Did you read Mark Rienzi, Catholic U professor and Becket Fund lawyer on the Catholic lawsuits yet? You can read him here. It is an important corrective to a lot of ridiculously inaccurate reporting.
Speaking of: Credit to the Times for at least publishing Baltimore Archbishop William Lori’s letter to the editor in response to its misleading editorial? Archbishop Lori writes:
“The Politics of Religion” (editorial, May 28) tries to turn a severe breach of the separation of church and state by the Department of Health and Human Services into a breach by the Roman Catholic Church. It plays down government coercion by describing the department as merely “including contraceptives in basic health care coverage,” omitting that the coverage is included by force, even over religious and moral objection.
Church entities are described as trying to “impose their dogma on society through the law,” but the Supreme Court decided long ago that laws cannot prohibit the sale or use of contraception. These suits do not challenge that, but instead whether church entities can be forced to facilitate and finance the exercise of that freedom.

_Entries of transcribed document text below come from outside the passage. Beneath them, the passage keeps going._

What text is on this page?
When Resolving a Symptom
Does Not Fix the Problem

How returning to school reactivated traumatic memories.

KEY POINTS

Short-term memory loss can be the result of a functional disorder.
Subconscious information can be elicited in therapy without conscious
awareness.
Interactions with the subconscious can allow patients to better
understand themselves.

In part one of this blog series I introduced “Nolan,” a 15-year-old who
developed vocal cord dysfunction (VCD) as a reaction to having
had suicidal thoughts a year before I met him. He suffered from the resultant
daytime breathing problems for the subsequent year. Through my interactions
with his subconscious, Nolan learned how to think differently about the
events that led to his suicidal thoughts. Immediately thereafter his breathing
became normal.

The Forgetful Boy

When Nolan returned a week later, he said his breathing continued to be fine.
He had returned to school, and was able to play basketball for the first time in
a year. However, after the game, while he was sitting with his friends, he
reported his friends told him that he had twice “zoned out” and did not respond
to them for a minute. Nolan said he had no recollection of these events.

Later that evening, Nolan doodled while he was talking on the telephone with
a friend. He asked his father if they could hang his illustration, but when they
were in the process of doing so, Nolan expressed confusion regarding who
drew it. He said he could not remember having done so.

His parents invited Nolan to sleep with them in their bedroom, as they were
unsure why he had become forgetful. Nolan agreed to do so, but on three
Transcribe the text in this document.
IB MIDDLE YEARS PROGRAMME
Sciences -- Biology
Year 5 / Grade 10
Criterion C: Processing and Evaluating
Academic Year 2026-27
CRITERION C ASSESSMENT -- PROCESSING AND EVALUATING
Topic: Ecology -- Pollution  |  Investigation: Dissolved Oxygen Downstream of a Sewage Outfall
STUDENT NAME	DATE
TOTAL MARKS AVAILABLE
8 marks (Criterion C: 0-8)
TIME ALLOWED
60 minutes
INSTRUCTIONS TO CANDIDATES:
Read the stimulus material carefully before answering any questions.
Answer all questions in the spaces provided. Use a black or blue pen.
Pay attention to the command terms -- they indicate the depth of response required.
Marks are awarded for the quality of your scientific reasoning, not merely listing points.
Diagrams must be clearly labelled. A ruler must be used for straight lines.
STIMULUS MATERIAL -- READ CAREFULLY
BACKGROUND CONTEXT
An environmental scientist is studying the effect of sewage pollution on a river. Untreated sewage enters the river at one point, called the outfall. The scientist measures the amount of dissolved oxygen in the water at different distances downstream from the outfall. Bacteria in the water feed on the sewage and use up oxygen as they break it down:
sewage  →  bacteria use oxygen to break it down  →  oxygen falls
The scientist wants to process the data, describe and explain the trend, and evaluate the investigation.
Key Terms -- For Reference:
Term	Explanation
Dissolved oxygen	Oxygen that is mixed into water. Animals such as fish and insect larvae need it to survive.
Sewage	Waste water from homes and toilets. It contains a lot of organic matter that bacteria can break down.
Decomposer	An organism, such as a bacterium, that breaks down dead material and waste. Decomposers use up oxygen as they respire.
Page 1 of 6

You claim that forcing insurers, rather than employers directly, means “no employer involvement,” but self-insuring employers are the insurer, and for the rest, the employer still provides the plan that becomes the conduit for the coverage and pays the premiums.
If you haven’t already, do take a look at what Archbishop Lori had to say recently about this fight, at an Ethics and Public Policy Center dinner. I wrote about it here.
Speaking of things I write, my syndicated column this week is on religious liberty and human dignity and that sex-selection abortion ban that failed (!) last week in the House of Representatives. You can read it here. (More on that in a bit … )
Salena Zito writes:
Worry about eroding religious freedom could sway Roman Catholic voters further away from President Obama, and the Catholic voting bloc typically predicts the winner in presidential elections, experts say.
But Dems are not going to let Catholic Obama voters go without a fight, she explains.
This is much bigger than Ds vs. Rs this time around, I hope everyone realizes.